The International Fresh Produce Association (IFPA), representing the global produce and floral supply chain, stood with Congressional and agriculture industry leaders this week to demand Senate action on immigration reform.
IFPA CEO Cathy Burns joined US Representatives Mike Simpson (R-ID) and Dan Newhouse (R-WA), as well as the National Council of Food Cooperatives, US Apple and others, at a press conference led by the American Business Immigration Coalition Action (ABIC Action) calling for passage of the Farm Workforce Modernization Act.
In 2021, the US House of Representatives passed the Farm Workforce Modernization Act with bipartisan support. In the Senate, Senators Mike Crapo (R-ID) and Mike Bennet (D-CO) have taken the lead on negotiating improvements on the House’s solutions and moving the process forward. Passing new Senate legislation is critical to solving labor shortages facing the agriculture sector and sustaining the US economy as a whole.

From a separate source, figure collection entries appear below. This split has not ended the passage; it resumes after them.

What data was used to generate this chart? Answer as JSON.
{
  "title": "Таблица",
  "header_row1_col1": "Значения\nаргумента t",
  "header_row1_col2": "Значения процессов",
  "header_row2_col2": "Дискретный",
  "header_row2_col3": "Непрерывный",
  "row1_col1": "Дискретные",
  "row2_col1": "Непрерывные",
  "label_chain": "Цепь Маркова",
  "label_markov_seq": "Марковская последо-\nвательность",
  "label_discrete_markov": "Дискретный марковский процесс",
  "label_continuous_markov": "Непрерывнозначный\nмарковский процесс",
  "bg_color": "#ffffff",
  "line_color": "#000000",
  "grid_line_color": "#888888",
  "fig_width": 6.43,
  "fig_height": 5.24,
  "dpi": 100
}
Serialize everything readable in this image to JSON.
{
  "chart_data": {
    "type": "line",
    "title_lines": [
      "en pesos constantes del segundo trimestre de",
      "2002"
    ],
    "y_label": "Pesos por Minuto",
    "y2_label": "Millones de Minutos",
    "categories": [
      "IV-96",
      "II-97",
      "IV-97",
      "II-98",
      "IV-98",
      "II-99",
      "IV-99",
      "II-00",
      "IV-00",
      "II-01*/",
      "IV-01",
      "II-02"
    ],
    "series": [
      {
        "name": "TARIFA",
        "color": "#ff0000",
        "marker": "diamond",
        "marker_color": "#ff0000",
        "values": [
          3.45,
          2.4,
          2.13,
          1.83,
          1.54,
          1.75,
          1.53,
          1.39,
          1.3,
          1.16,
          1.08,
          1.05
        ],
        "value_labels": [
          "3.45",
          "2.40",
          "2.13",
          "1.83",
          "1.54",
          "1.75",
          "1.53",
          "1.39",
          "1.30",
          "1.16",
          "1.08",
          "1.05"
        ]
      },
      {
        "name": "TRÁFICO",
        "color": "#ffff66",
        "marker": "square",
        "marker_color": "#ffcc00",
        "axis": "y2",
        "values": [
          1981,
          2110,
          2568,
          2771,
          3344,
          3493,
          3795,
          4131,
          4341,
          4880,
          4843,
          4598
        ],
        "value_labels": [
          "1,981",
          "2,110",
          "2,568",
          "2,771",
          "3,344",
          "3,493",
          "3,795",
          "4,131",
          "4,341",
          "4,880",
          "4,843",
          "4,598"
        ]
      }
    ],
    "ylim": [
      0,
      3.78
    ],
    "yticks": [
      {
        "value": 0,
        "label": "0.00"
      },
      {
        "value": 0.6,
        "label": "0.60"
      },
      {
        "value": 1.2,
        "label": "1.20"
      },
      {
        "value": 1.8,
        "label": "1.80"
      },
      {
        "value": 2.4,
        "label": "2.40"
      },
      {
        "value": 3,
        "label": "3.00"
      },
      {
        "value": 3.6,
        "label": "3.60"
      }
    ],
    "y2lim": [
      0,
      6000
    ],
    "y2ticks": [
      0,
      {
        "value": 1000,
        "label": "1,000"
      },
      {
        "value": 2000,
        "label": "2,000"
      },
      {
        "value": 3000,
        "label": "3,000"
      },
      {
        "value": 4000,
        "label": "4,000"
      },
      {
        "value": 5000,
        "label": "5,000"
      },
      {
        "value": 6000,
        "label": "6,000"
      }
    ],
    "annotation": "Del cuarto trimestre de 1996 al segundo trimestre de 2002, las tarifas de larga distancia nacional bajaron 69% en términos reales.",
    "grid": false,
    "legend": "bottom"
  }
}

The bill provides legal status for the current agricultural workforce, reforms the current federal agriculture guest worker program known as H-2A and ensures access to a skilled, dedicated workforce.
“IFPA members tell us that, given how difficult the current H2A process is, labor shortages are now the norm rather than the exception. A lack of skilled farm labor causes a ripple effect in the supply chain, resulting in fewer options and higher prices for restaurant operators, supermarkets, schools and everyday Americans,” said Burns.
A July 2022 Texas A&M University report found that having more migrant and H-2A workers was related to lower inflation, higher average wages and lower unemployment. The study also found that more denied petitions for naturalizations are associated with larger consumer prices and higher inflation.
“Immigration reform is the single most important action that can be taken to give relief to Americans struggling to fight unprecedented food inflation and provide healthy food choices for their families. The cost of inaction is far too high. No one can afford to wait any longer,” said Burns.
IFPA members from around the country will be in D.C. Sept. 26-28 for the association’s Conference and to meet with congressional leaders to make the case for immigration reform, among other priorities. As part of that event, IFPA will release its first economic impact study, which evaluates fresh produce’s multi-billion-dollar-role role in the United States economy and nationwide employment.